I risultati che stiamo raggiungendo stanno portando da noi tanti professionisti che ci danno fiducia; vogliamo ampliare la produzione nel senso di allargare la “famiglia”. Nella prossima estate inizierà questo nostro progetto con Giampiero Bea dell’Azienda Paolo Bea, sarà il “Progetto Orto dei Ristoranti”, una sorta di orto personalizzato/privato con i ristoratori con cui collaboriamo. Un altro progetto su cui stiamo già lavorando è la ricerca e valorizzazione delle erbe spontanee del nostro territorio; stiamo letteralmente scrivendo il nostro erbaio, selezionando – con una opportuna competenza e strumentazione – piante ovviamente non tossiche, da usare in cucina.
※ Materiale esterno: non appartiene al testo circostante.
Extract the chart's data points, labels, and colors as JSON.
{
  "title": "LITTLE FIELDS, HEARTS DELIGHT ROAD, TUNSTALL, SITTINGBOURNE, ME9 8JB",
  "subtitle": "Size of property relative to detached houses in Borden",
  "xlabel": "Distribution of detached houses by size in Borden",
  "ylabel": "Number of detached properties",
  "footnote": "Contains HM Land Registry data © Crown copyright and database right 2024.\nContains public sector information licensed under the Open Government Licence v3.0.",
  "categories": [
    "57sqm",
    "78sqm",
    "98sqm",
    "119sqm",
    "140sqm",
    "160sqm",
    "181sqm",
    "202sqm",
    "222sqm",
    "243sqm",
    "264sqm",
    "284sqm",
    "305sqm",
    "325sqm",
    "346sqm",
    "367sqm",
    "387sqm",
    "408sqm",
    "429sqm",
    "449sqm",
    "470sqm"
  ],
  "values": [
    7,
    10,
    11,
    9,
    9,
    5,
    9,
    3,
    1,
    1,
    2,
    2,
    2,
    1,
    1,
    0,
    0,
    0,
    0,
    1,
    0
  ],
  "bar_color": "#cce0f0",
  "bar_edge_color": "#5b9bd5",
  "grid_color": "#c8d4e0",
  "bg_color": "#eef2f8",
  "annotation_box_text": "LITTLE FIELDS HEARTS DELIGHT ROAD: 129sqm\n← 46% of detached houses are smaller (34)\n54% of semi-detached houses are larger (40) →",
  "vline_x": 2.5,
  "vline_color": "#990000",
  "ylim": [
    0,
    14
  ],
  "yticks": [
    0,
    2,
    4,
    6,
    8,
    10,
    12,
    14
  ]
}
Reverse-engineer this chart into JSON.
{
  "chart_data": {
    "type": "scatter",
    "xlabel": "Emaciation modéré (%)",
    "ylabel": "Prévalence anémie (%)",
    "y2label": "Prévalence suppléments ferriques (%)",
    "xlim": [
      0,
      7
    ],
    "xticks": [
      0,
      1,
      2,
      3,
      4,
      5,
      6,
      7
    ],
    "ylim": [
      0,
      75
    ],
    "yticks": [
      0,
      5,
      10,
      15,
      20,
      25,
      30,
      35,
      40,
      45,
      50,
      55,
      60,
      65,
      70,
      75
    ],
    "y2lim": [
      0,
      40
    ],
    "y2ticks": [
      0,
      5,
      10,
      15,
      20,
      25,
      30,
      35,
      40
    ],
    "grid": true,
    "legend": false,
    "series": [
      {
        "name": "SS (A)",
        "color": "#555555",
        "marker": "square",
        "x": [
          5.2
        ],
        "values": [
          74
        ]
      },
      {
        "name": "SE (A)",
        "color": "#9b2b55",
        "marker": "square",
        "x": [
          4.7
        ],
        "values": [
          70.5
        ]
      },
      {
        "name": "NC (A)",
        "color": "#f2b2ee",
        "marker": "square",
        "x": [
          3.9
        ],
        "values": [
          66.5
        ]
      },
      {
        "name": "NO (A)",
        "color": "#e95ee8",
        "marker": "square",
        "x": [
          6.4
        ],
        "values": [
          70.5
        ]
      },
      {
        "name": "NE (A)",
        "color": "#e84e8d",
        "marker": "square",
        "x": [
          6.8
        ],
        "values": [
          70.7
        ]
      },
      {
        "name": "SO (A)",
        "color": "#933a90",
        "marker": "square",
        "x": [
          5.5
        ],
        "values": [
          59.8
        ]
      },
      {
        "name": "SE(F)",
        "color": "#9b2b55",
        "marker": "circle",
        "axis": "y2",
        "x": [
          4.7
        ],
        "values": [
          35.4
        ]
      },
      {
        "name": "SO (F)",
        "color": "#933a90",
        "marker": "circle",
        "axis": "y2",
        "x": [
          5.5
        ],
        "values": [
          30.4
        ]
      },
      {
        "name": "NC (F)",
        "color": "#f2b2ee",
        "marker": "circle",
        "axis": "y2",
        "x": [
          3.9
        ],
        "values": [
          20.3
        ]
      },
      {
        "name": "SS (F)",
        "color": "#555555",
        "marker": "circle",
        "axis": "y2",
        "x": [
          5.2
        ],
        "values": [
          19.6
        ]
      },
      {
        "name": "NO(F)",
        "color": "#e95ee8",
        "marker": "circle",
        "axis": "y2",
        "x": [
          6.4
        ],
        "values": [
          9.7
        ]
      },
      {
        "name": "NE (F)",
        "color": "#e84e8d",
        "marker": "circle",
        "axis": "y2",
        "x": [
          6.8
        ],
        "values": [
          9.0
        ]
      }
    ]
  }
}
La missione de La Clarice è anche quella di recuperare quello che si era perso in funzione del mercato che produce da multinazionali, aiutare la microeconomia locale e l’identità agroalimentare umbra, simbolo della storia e cultura di questa regione, distribuendo i prodotti coltivati nell’orto sinergico esclusivamente nelle realtà ristorative più attente alla ricerca di garanzia e qualità della materia prima, per innescare un circolo virtuoso di sostenibilità ed economia circolare.